An evaluation by the state Department of Education shows 77 percent of students in the class of 2018 either already met or are highly likely to meet graduation
requirements passed by lawmakers a few years ago, according to data provided Tuesday to the state Board of Education.
Starting with this year’s high school seniors, students must accumulate at least 18 points out of a possible 36 on seven end-of-course tests to graduate high school. They also have the option of getting a “remediation-free” score on a college entrance exam, or obtaining and industry credential indicating they are ready for a job.
An evaluation conducted last year by the state Department of Education raised concern when it showed only two-thirds of the class of 2018 either already met or were on track to meet the new requirements.
With a promise to prepare students for college and career, state lawmakers approved the new graduation requirements in 2014, responding in large part to concerns that about 40 percent of Ohio high-school graduates attending Ohio public colleges and universities needed remedial classes.
There are, however, limitations to the new data.
Additional options for this year’s seniors to graduate were included in the latest state budget bill signed in June, but Tuesday’s statistics do not include students who will meet those additional options.
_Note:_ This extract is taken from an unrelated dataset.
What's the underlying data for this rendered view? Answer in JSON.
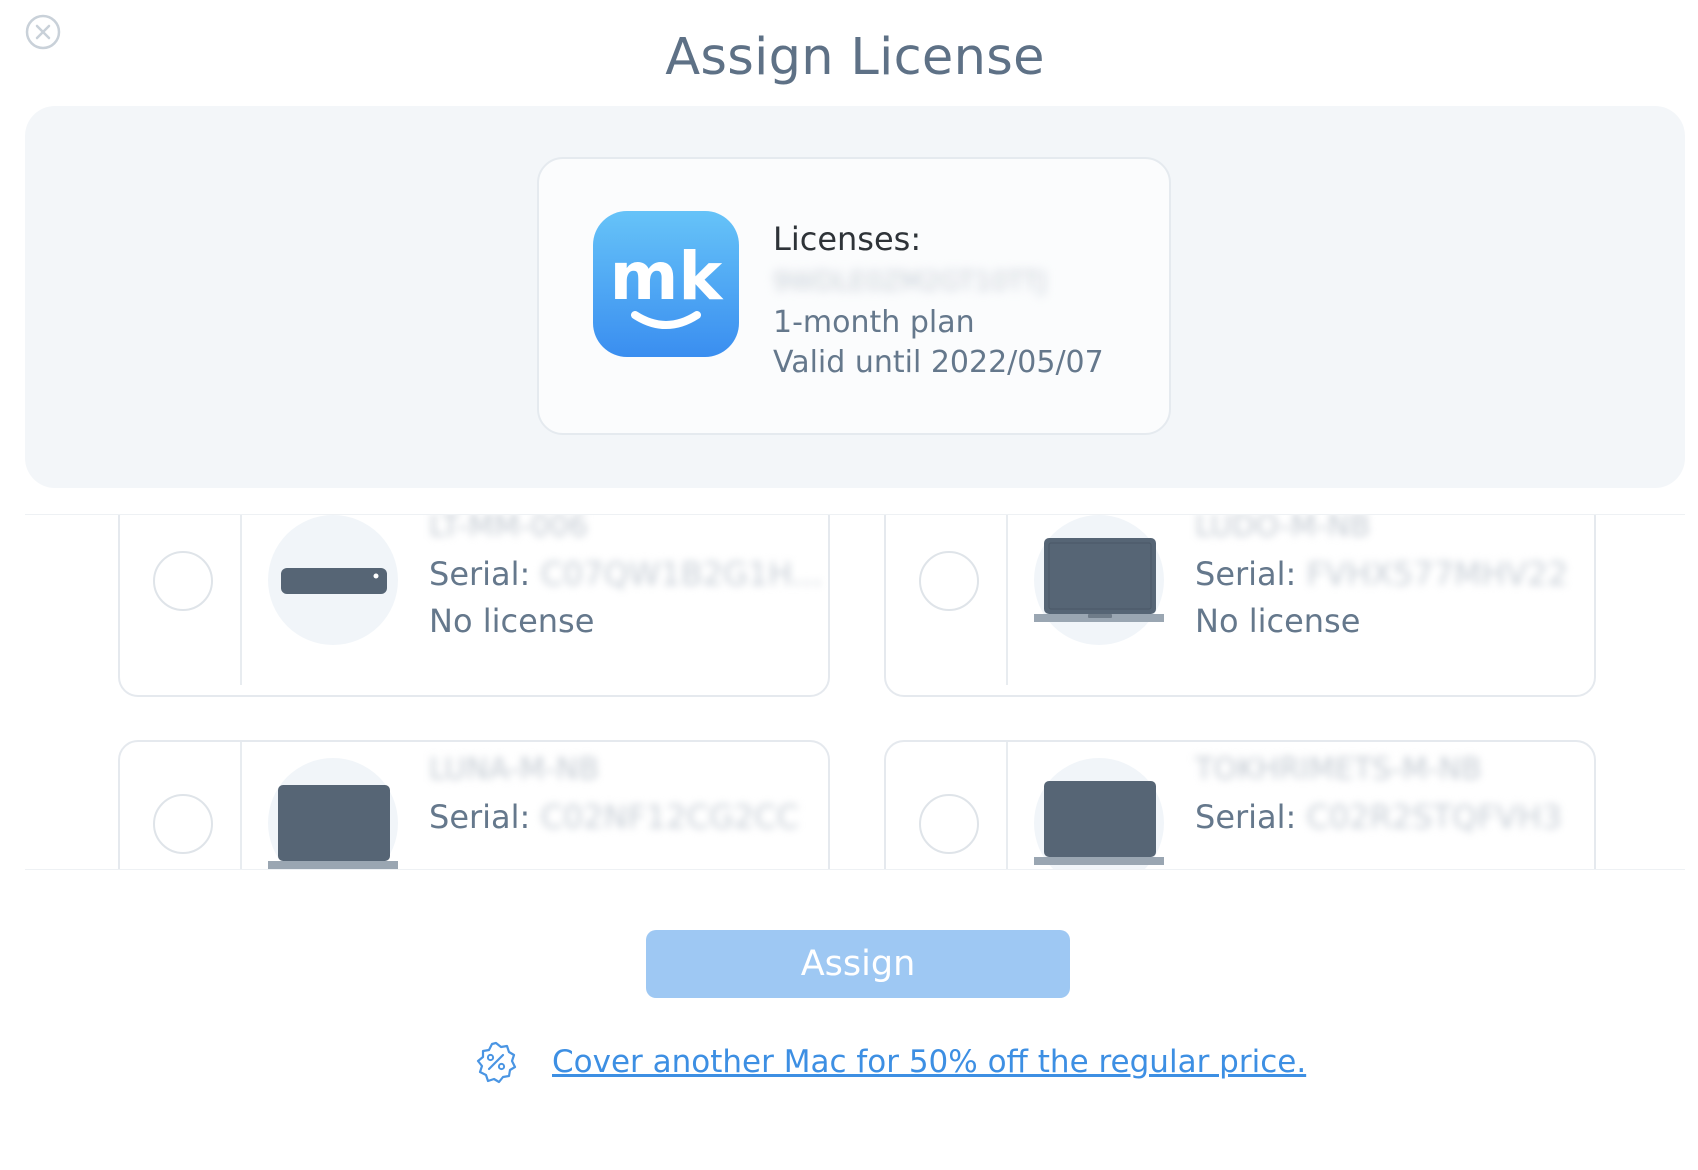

Those options say members of only the class of 2018 can graduate as long as they meet at least two additional qualifications that include showing up for school 93 percent of the time senior year, a 2.5 GPA senior year, community service or a job credential, or score a 3 or higher on an AP course.
“There are still a lot of points on the table for students,” said Chris Woolard, executive director for accountability and continuous improvement for the Ohio Department of Education.
The new data also does not include Industry Recognized Credential and WorkKeys data, and includes limited information on IEP exemptions, information on course taking, and on scoring for international baccalaureate and advanced placement courses.
Woolard said the statistics provided are not graduation rates. Instead, he said, the data is projected rates of students on track to meet requirements for the end-of-course pathway or the ACT/SAT remediation-free pathway with a year of school remaining.
When looking ahead to the Class of 2019, this year’s current juniors, about 66 percent of students are on track to graduate, a number that is nearly identical to
where the Class of 2018 was last year at this time, raising questions from board members.
“We still have the same number roughly of students that are in jeopardy,” said board member Pat Bruns.
The data for the Class of 2019 share many of the same limitations as the Class of 2018.
Megan Henry is a fellow in the E.W. Scripps Statehouse News Bureau.